OGH vom 24.06.2020, 1Ob103/20h

Kopf

Der Oberste Gerichtshof hat als Revisionsgericht durch den Senatspräsidenten Univ.-Prof. Dr. Bydlinski als Vorsitzenden sowie die Hofräte Univ.-Prof. Dr. Kodek, Mag. Wurzer, Mag. Dr. Wurdinger und Dr. Parzmayr als weitere Richter in der Rechtssache der klagenden Partei H***** B*****, vertreten durch Mag. Peter Mayerhofer, Rechtsanwalt in Wiener Neustadt, gegen die beklagte Partei E***** B*****, vertreten durch Dr. Alfred Steinbuch, Rechtsanwalt in Neunkirchen, wegen Ehescheidung, über die außerordentliche Revision der klagenden Partei gegen das Urteil des Landesgerichts Wiener Neustadt als Berufungsgericht vom , GZ 16 R 45/20m-22, mit dem das Urteil des Bezirksgerichts Neunkirchen vom , GZ 12 C 12/18s-18, teilweise abgeändert wurde, den

Beschluss

gefasst:

Spruch

Die außerordentliche Revision wird gemäß § 508a Abs 2 ZPO mangels der Voraussetzungen des § 502 Abs 1 ZPO zurückgewiesen.

Begründung:

Rechtliche Beurteilung

1. Die Verschuldenszumessung bei der Scheidung erfolgt nach den Umständen des Einzelfalls und kann in der Regel keine Rechtsfrage von erheblicher Bedeutung begründen (RISJustiz RS0119414). Welchem Ehepartner Eheverfehlungen zur Last fallen, wann die unheilbare Zerrüttung der Ehe eintrat und welchen Teil das überwiegende Verschulden trifft, sind regelmäßig irrevisible Fragen des Einzelfalls (RS0043423 [T7, T 8, T 9]; RS0118125 [T3]; RS0119414 [T2]).

In die Verschuldensabwägung können auch bereits verfristete Eheverfehlungen einbezogen werden, deretwegen eine Scheidungsklage wegen Ablaufs der Frist des § 57 EheG nicht mehr eingebracht werden könnte (RS0057209), wobei die Berücksichtigung verjährter Eheverfehlungen im Rahmen des § 60 Abs 3 EheG etwa dann geboten ist, wenn es unter Bedachtnahme auf alle Umstände, auf die gesamte Beziehung der Ehegatten zueinander, namentlich die Schwere und Tragweite der verjährten Eheverfehlungen der klagenden Partei, nach allgemeiner Auffassung gerecht ist, die Schuld nicht allein dem beklagten Ehegatten aufzuerlegen (RS0057535; allgemeiner RS0056171 [T9]).
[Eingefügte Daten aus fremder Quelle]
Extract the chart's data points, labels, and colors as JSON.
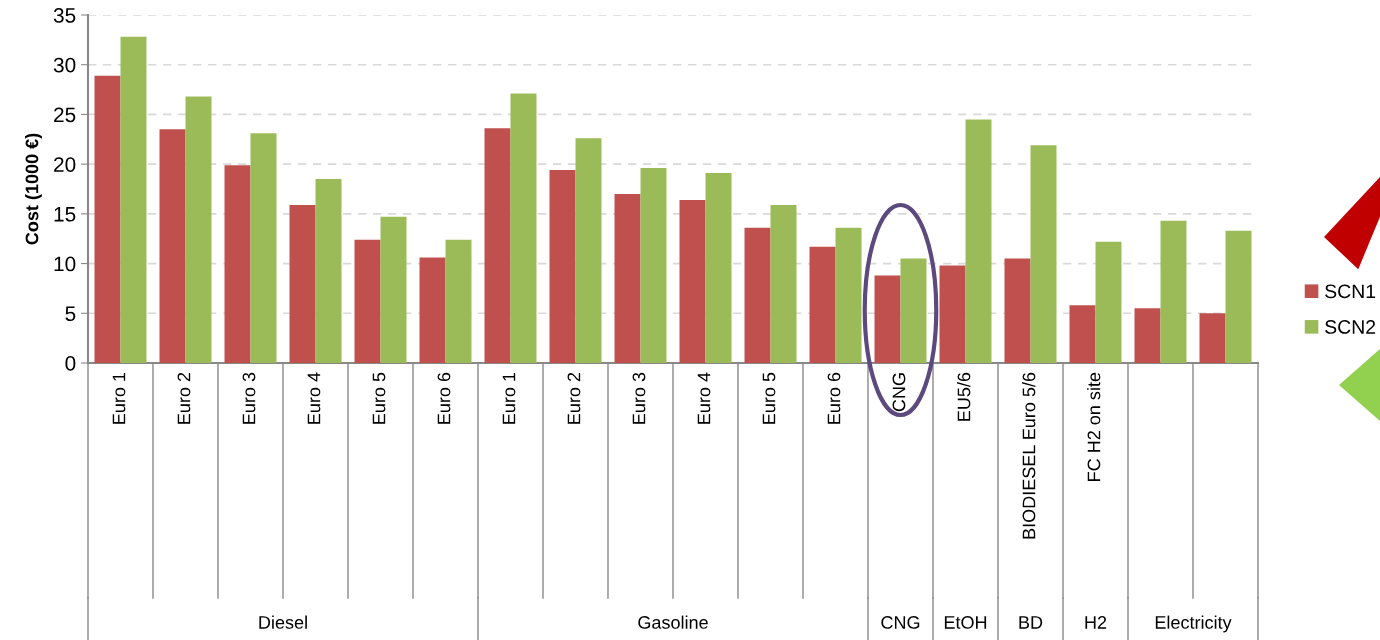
{
  "chart_data": {
    "type": "bar",
    "ylabel": "Cost (1000 €)",
    "categories": [
      "Euro 1",
      "Euro 2",
      "Euro 3",
      "Euro 4",
      "Euro 5",
      "Euro 6",
      "Euro 1",
      "Euro 2",
      "Euro 3",
      "Euro 4",
      "Euro 5",
      "Euro 6",
      "CNG",
      "EU5/6",
      "BIODIESEL Euro 5/6",
      "FC H2 on site",
      null,
      null
    ],
    "series": [
      {
        "name": "SCN1",
        "color": "#c0504d",
        "values": [
          28.9,
          23.5,
          19.9,
          15.9,
          12.4,
          10.6,
          23.6,
          19.4,
          17.0,
          16.4,
          13.6,
          11.7,
          8.8,
          9.8,
          10.5,
          5.8,
          5.5,
          5.0
        ]
      },
      {
        "name": "SCN2",
        "color": "#9bbb59",
        "values": [
          32.8,
          26.8,
          23.1,
          18.5,
          14.7,
          12.4,
          27.1,
          22.6,
          19.6,
          19.1,
          15.9,
          13.6,
          10.5,
          24.5,
          21.9,
          12.2,
          14.3,
          13.3
        ]
      }
    ],
    "annotations": [
      "Diesel",
      "Gasoline",
      "CNG",
      "EtOH",
      "BD",
      "H2",
      "Electricity"
    ],
    "ylim": [
      0,
      35
    ],
    "yticks": [
      0,
      5,
      10,
      15,
      20,
      25,
      30,
      35
    ],
    "grid": "y",
    "legend": "right"
  }
}
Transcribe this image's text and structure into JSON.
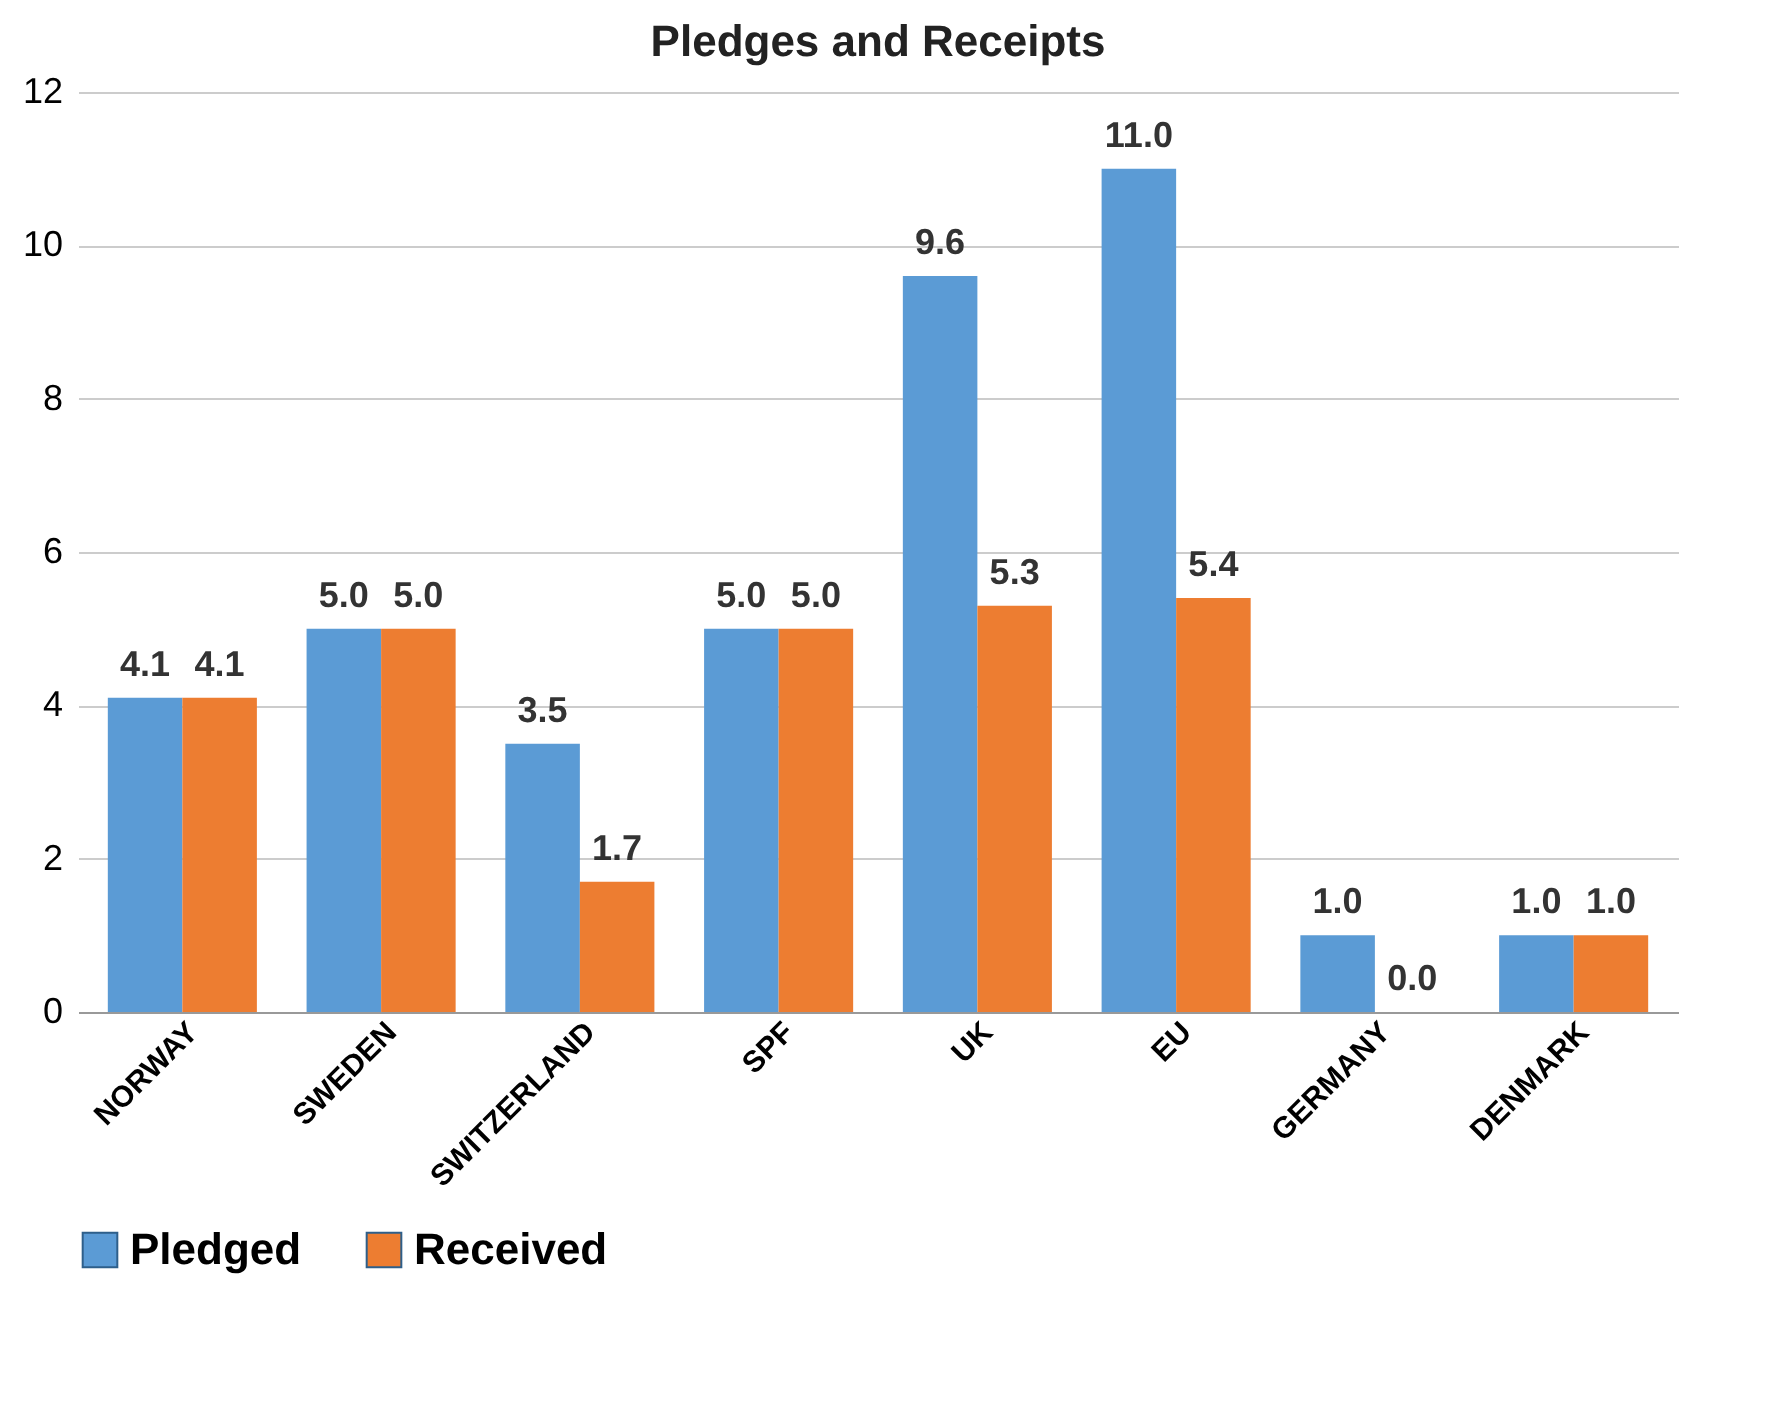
{
  "chart_data": {
    "type": "bar",
    "title": "Pledges and Receipts",
    "categories": [
      "NORWAY",
      "SWEDEN",
      "SWITZERLAND",
      "SPF",
      "UK",
      "EU",
      "GERMANY",
      "DENMARK"
    ],
    "series": [
      {
        "name": "Pledged",
        "color": "#5b9bd5",
        "values": [
          4.1,
          5,
          3.5,
          5,
          9.6,
          11,
          1,
          1
        ],
        "value_labels": [
          "4.1",
          "5.0",
          "3.5",
          "5.0",
          "9.6",
          "11.0",
          "1.0",
          "1.0"
        ]
      },
      {
        "name": "Received",
        "color": "#ed7d31",
        "values": [
          4.1,
          5,
          1.7,
          5,
          5.3,
          5.4,
          0,
          1
        ],
        "value_labels": [
          "4.1",
          "5.0",
          "1.7",
          "5.0",
          "5.3",
          "5.4",
          "0.0",
          "1.0"
        ]
      }
    ],
    "ylim": [
      0,
      12
    ],
    "yticks": [
      0,
      2,
      4,
      6,
      8,
      10,
      12
    ],
    "grid": "y",
    "legend": "bottom"
  }
}
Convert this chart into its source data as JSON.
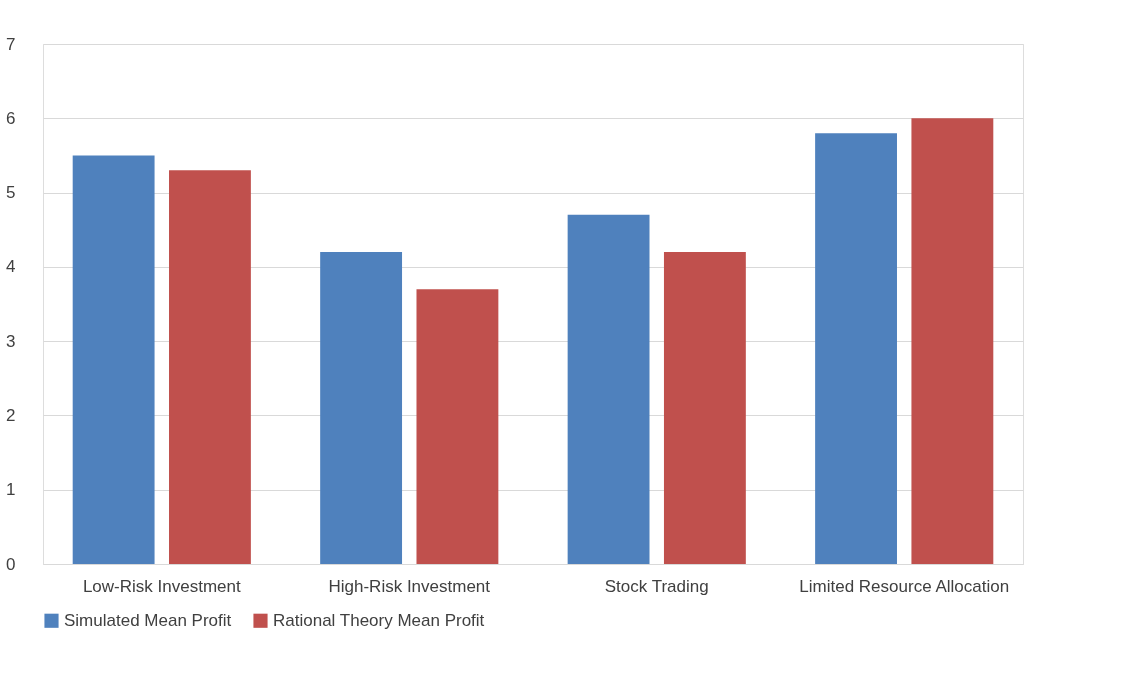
{
  "chart_data": {
    "type": "bar",
    "categories": [
      "Low-Risk Investment",
      "High-Risk Investment",
      "Stock Trading",
      "Limited Resource Allocation"
    ],
    "series": [
      {
        "name": "Simulated Mean Profit",
        "color": "#4f81bd",
        "values": [
          5.5,
          4.2,
          4.7,
          5.8
        ]
      },
      {
        "name": "Rational Theory Mean Profit",
        "color": "#c0504d",
        "values": [
          5.3,
          3.7,
          4.2,
          6.0
        ]
      }
    ],
    "ylim": [
      0,
      7
    ],
    "yticks": [
      0,
      1,
      2,
      3,
      4,
      5,
      6,
      7
    ],
    "grid": "y",
    "legend": "bottom"
  }
}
Auch für diese Gewichtung sind die Umstände des Einzelfalls ausschlaggebend (vgl RS0056171 [T11]).

2.1. Eine außerhalb der Bandbreite der Judikatur des Obersten Gerichtshofs liegende Beurteilung durch die zweite Instanz, die einer Korrektur bedürfte, liegt nicht vor: Das Berufungsgericht ging davon aus, dass bei der Abwägung des Verschuldens die beiderseitigen Eheverfehlungen in ihrem Zusammenhang gesehen werden müssen, wobei das Gesamtverhalten und nicht eine Gegenüberstellung der einzelnen Verfehlungen maßgebend ist (RS0057303). Entscheidend ist nicht die Zahl der Eheverfehlungen, sondern der Grad ihrer Vorwerfbarkeit und ihr Schuldgehalt. Vor allem ist zu berücksichtigen, welche Partei mit der schuldhaften Zerstörung der Ehe begonnen hat und wer den entscheidenden Beitrag zur Zerrüttung geleistet hat. Hat das schuldhafte Verhalten eines Teils das des anderen nach sich gezogen, so ist dem Beitrag des ersten in der Regel größeres Gewicht beizumessen (4 Ob 133/05w mwN; RS0056597; vgl auch RS0057223). Aus der vom Revisionswerber zitierten Entscheidung zu 3 Ob 66/19f ergibt sich nichts Abweichendes.

2.2. Nach den Feststellungen setzte der Kläger den Grundstein für die Zerrüttung der Ehe und zahlreiche Eheverfehlungen, auch wenn erst die in etwa gleichzeitig eingegangenen außerehelichen Beziehungen beider Parteien letztlich kausal für die unheilbare Zerrüttung der Ehe Ende 2017 waren. Nach der Rechtsansicht des Berufungsgerichts habe die Eheverfehlung der Beklagten (seit Ende 2017 außereheliche Beziehung) augenscheinlich ein geringes Gewicht als das auch bereits davor gesetzte Verhalten des Klägers (Desinteresse am Fortkommen des gemeinsamen Sohnes; Ehebruch während eines Krankenhausaufenthalts der Beklagten im Jahr 2012; seit Mitte 2016 verbrachte er zunehmend Zeit ohne die Beklagte und empfand diese als lästig; seit 2016 privates „Naheverhältnis“ zu seiner Sekretärin, das die Beklagte als störend empfand; im März 2017 Auszug aus der ehelichen Wohnung, ohne dass die Beklagte dafür einen Grund setzte; Ende 2017 Aufnahme der außerehelichen Beziehung mit seiner Sekretärin), sodass ihn das überwiegende Verschulden treffe. Wenn das Berufungsgericht unter den festgestellten Umständen die Eheverfehlungen des Klägers von überwiegender Bedeutung für die unheilbare Zerrüttung der Ehe eingeschätzt hat, ist diese Beurteilung nicht zu beanstanden.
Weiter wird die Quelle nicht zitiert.